The Agricultural Credit Acts were introduced in the early years of the State to facilitate the granting of security principally by farmers over stock, produce and agricultural machinery. In the absence of the legislation, the Bill of Sale (Ireland) Act would have made the creation of a charge over agricultural chattels impractical.
- animal and birds of every kind and their progeny,
- insects and fish of every kind and their progeny
- agricultural crops, whether growing or severed
- trees, whether growing or severed
- products derived from the forgoing
- machinery implements vehicles, fixtures and materials used in the production, manufacture process and preparation for the sale or marketing of any agricultural or fishery produce.
A chattel instrument is a security granted under seal between certain classes of borrower and certain classes of lender. It may be a specific mortgage over identified stock or it may be floating charge over stock generally .

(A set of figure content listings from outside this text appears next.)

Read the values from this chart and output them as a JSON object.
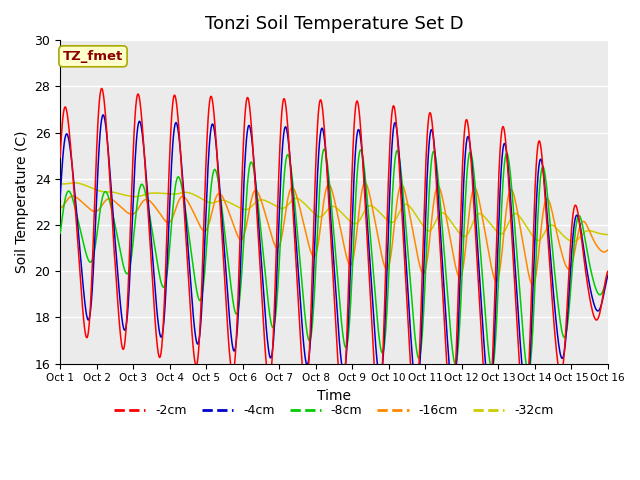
{
  "title": "Tonzi Soil Temperature Set D",
  "xlabel": "Time",
  "ylabel": "Soil Temperature (C)",
  "ylim": [
    16,
    30
  ],
  "xlim": [
    0,
    15
  ],
  "x_tick_labels": [
    "Oct 1",
    "Oct 2",
    "Oct 3",
    "Oct 4",
    "Oct 5",
    "Oct 6",
    "Oct 7",
    "Oct 8",
    "Oct 9",
    "Oct 10",
    "Oct 11",
    "Oct 12",
    "Oct 13",
    "Oct 14",
    "Oct 15",
    "Oct 16"
  ],
  "annotation_text": "TZ_fmet",
  "annotation_color": "#8B0000",
  "annotation_bg": "#FFFFCC",
  "series_colors": {
    "-2cm": "#FF0000",
    "-4cm": "#0000CC",
    "-8cm": "#00CC00",
    "-16cm": "#FF8800",
    "-32cm": "#CCCC00"
  },
  "legend_entries": [
    "-2cm",
    "-4cm",
    "-8cm",
    "-16cm",
    "-32cm"
  ],
  "background_color": "#EBEBEB",
  "title_fontsize": 13,
  "axis_label_fontsize": 10
}
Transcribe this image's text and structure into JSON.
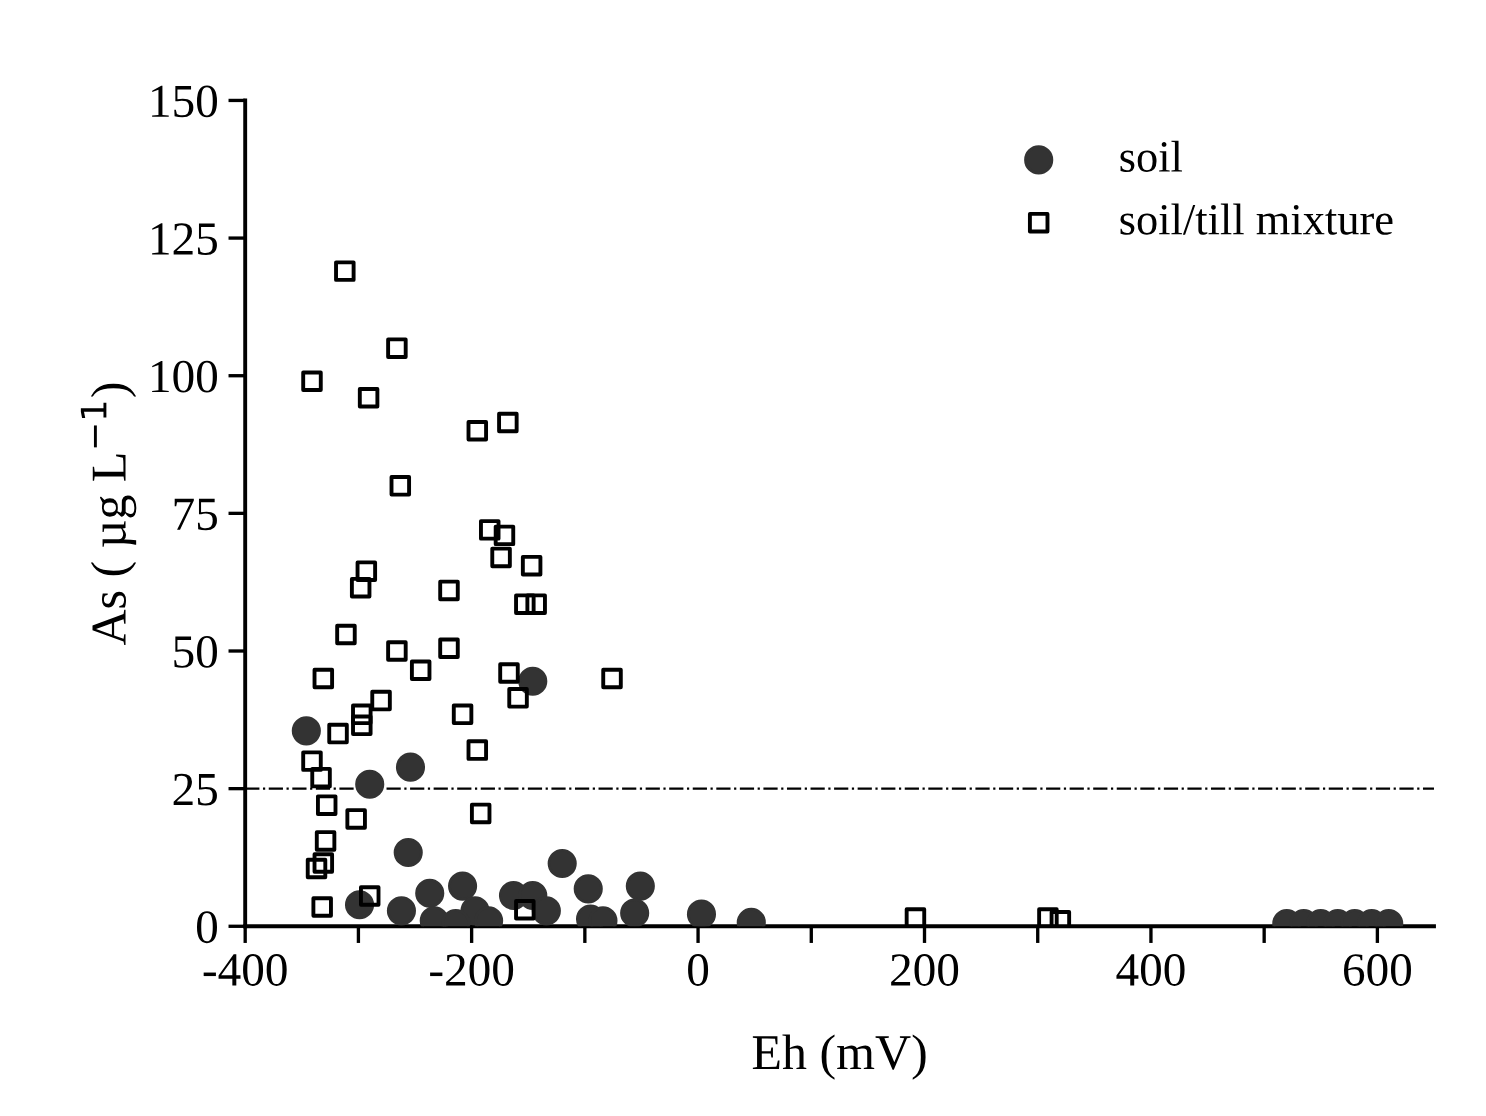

Although the legislation also deals with the establishment of the former Agricultural Credit Corporation that is so it applies to any licensed credit institution.
A borrower to whom the Act applies is any person who might be lent or advanced money or provided with credit facilities. It is not limited to farmers as such.
A fixed charge permits charging of specific stock wherever situated for the repayment of monies advanced by the recognised lender. The charge can comes into being on the date the stock is acquired by the chargor. The charge is to continue for as long as the debt is outstanding.
The chargor may not sell or transfer ownership or possession of the stock without giving seven days’ notice in writing to the chargee. He may not sell or transfer ownership for the stock for less than a fair and unreasonable price.
The chargor must notify the mortgagee within seven days of stock being stolen and destroyed or killed. It must give notice of any transfer of ownership or possession in writing, giving particulars as it is required.
The chargor must pay the sums owed or such lesser sums as are agreed within seven days of transfer of ownership or possession of stock. The mortgagee may apply the monies as their mortgage allows.
It is implied that the mortgager has to pay sums due on demand together with the interest. The mortgagor is to
- preserve the stock,
- keep it safe
- must not remove it from his land save as permitted or it may be necessary for permitted sale
If there is a breach of any of the implied conditions, the whole monies become due and payable notwithstanding anything in the mortgage.
A floating charge may be granted. It creates a shifting charge on all stock which is property of the mortgager from time to time on the land which it relates. The chargor may not sell any of the stock other than the ordinary course of business.
It must be maintained at a level of value equivalent to the value at the date of commencement grant of the charge. If stock are sold and are not replaced within one month with stock necessary to bring the value back, part of proceeds of sale must be paid to the chargee.
There is an implied covenant to pay the principal sum and interest.
A chattel mortgage must be registered within one month with the Circuit Court office for the area or each area in which the land is situated. It is generally registered by the chargee. It may be removed and released with the consent of the charge. It must be removed when the loan monies and other sums due have been repaid in full.
Agricultural chattel mortgages have priority in accordance with the time of registration. The register is not generally available for inspection. Recognised lenders may search it through their solicitor allow agent.
A person must disclose the mortgage if requested by a potential creditor. Failure to do so is an offence.
Where monies remain due under s specific chattel mortgage 14 days after the due date or there is a breach, the mortgagee may serve an order on the sheriff in prescribed form or the county registrar who must seize the mortgaged stock and remove to the custody of any person. The stock is to be sold and the proceeds applied for towards expenses and then the discharge of the debt.
The chargee may while the monies are outstanding between the hours of sunrise and sunset in daylight hours on days when a civil process may be served, take an inventory of secured stock. The mortgagee may enter land where the stock is for such purpose. This does not apply against a bona fide purchaser for value of the stock. It is an offence to obstruct an officer of the landlord.
Similar provisions apply to a floating charge A floating charge may be converted into a fixed charge. This may be done whenever
principal monies remain unpaid for 28 days after the due date or if interest is unpaid 56 days after the due date or there has been a breach of any mortgage condition.
The mortgagor serves a notice in writing to declaring the floating charge to be crystallised. The chargee takes an inventory of the stock and sends it to the Circuit Court office and the mortgage accordingly becomes fixed.
Revenue debts in respect of income tax rates and rents rank behind a chattel mortgage. Creditors may exercise rights of distress or levy. Assets which are charged maybe seized and sold by way of enforcement of a judgment or by way of landlord’s distress, if they are subject to a floating charge. This does not apply to a fixed charge.